Christian Zilko of IndieWire was more dismissive, grading the film B− and opining that "Castang and screenwriter Mathieu Naert seem to tease us with the multitude of exciting paths that the film could go down before ultimately choosing the least interesting one. Instead of continuing with the dark comedy or fleshing out the mythology of The Sentinel, they take the darkest route and leave us with something that begins to resemble a generic zombie movie by the end. The natural response to the first few dozen attempts on Vincent's life is righteous indignation at the poor man's mistreatment. But after an hour and a half, it's fair to wonder if the possessed mob is onto something."

===Accolades===
At the 2023 Fantasia Film Festival, the film received a special mention from the Cheval Noir award jury.
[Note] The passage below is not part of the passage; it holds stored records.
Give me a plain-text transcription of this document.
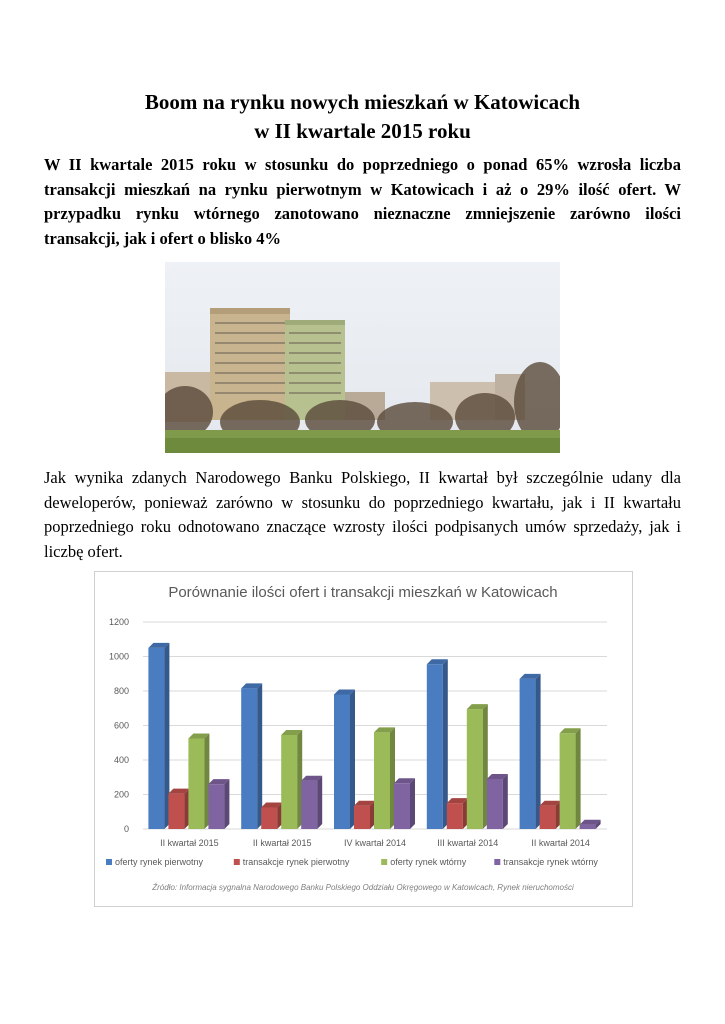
Boom na rynku nowych mieszkań w Katowicach
w II kwartale 2015 roku
W II kwartale 2015 roku w stosunku do poprzedniego o ponad 65% wzrosła liczba transakcji mieszkań na rynku pierwotnym w Katowicach i aż o 29% ilość ofert. W przypadku rynku wtórnego zanotowano nieznaczne zmniejszenie zarówno ilości transakcji, jak i ofert o blisko 4%
Jak wynika zdanych Narodowego Banku Polskiego, II kwartał był szczególnie udany dla deweloperów, ponieważ zarówno w stosunku do poprzedniego kwartału, jak i II kwartału poprzedniego roku odnotowano znaczące wzrosty ilości podpisanych umów sprzedaży, jak i liczbę ofert.
Porównanie ilości ofert i transakcji mieszkań w Katowicach
0
200
400
600
800
1000
1200
II kwartał 2015	II kwartał 2015	IV kwartał 2014	III kwartał 2014	II kwartał 2014
oferty rynek pierwotny	transakcje rynek pierwotny	oferty rynek wtórny	transakcje rynek wtórny
Źródło: Informacja sygnalna Narodowego Banku Polskiego Oddziału Okręgowego w Katowicach, Rynek nieruchomości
| Award | Date of ceremony | Category | Recipient(s) | Result | Ref. |
| Cannes Film Festival | 27 May 2023 | Caméra d'Or | Stéphan Castang | Nominated |  |
| César Awards | 23 February 2024 | Best First Film | Vincent Must Die | Nominated |  |
| Louis Delluc Prize | 6 December 2023 | Best First Film | Nominated |  |
| Lumière Awards | 22 January 2024 | Best Actor | Karim Leklou | Nominated |  |
| Best First Film | Vincent Must Die | Nominated |
| Magritte Awards | 9 March 2024 | Best Foreign Film in Coproduction | Vincent Must Die | Won |  |
| Best Sound | Dirk Bombey, Emilie Mauguet, Xavier Thieulin and Bertrand Boudaud | Nominated |  |

== Remake ==
In September 2026, it was announced that AR Content, Vertigo Entertainment, Blumhouse–Atomic Monster, and Goodfellas are developing a remake with David Leslie Johnson-McGoldrick writing and directing the film.